The architects of TradingFloor confess to being initially surprised by the enthusiasm its clients had for sharing their trading information. There is little obviously to be gained by an individual from sharing such information other than kudos. Although hedge funds are renowned for being secretive, it is interesting to observe the increasing trend of traders promoting their positions and being very open about their strategies.
“Secrecy doesn't matter so much in the retail space, where you don't encounter issues around liquidity or market depth,” says Nembrini. “Hedge funds encounter problems with execution because of the size of their trades but retail traders are usually operating with around £10,000 or so, which is not an issue. It can be a problem in some rare cases for the banks managing the flow when trade copying gets many retail clients to do the same trades. This can generate very large spurts of individual tickets that are hard to process.”

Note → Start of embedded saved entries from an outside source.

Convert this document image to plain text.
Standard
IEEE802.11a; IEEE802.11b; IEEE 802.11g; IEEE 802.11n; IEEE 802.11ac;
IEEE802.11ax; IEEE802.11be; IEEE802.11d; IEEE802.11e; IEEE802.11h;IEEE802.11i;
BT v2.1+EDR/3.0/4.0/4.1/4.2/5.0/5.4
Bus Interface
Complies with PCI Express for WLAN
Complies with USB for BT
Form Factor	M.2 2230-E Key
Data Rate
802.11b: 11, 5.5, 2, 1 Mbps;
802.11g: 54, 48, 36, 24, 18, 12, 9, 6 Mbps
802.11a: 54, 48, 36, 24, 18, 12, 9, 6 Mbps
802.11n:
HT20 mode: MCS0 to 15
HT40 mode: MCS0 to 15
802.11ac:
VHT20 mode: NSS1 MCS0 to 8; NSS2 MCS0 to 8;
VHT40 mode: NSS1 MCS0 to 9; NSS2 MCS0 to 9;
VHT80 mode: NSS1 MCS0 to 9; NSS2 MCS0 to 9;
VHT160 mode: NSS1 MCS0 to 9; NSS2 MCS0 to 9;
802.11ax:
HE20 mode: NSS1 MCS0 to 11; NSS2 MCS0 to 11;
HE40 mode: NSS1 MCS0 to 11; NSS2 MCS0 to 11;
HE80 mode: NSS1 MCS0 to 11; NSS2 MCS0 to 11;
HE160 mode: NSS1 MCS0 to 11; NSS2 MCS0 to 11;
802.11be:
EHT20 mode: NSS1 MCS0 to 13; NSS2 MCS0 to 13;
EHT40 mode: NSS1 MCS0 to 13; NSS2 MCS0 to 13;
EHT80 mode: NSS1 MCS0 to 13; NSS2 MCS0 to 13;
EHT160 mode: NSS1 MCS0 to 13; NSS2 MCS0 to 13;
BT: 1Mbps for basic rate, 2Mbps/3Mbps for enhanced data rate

Bech insists there is no systemic risk posed by a business that exacerbates an existing issue about the herd mentality of traders. “The size of our trading community is tiny compared with algorithmic trading, for example. Therefore I cannot see copy trading having any impact on the broader markets.”
Other social trading sites already offer trading across asset classes and although FX might have the broadest appeal to the novice trader, the trend extends well beyond this asset class.
“With the lowest volatility of all instruments on a cash basis, currencies are the most conservative asset class available, you can't lose as much by betting on the wrong currency as you can betting on the wrong stock,” says Nembrini. “The reason currencies can have a bad reputation is the access to leverage, with retail shops allowing trades to be levered up by 100x or more. This makes it far more speculative. But the markets themselves are relatively easy to read as currency trends last for months if not years."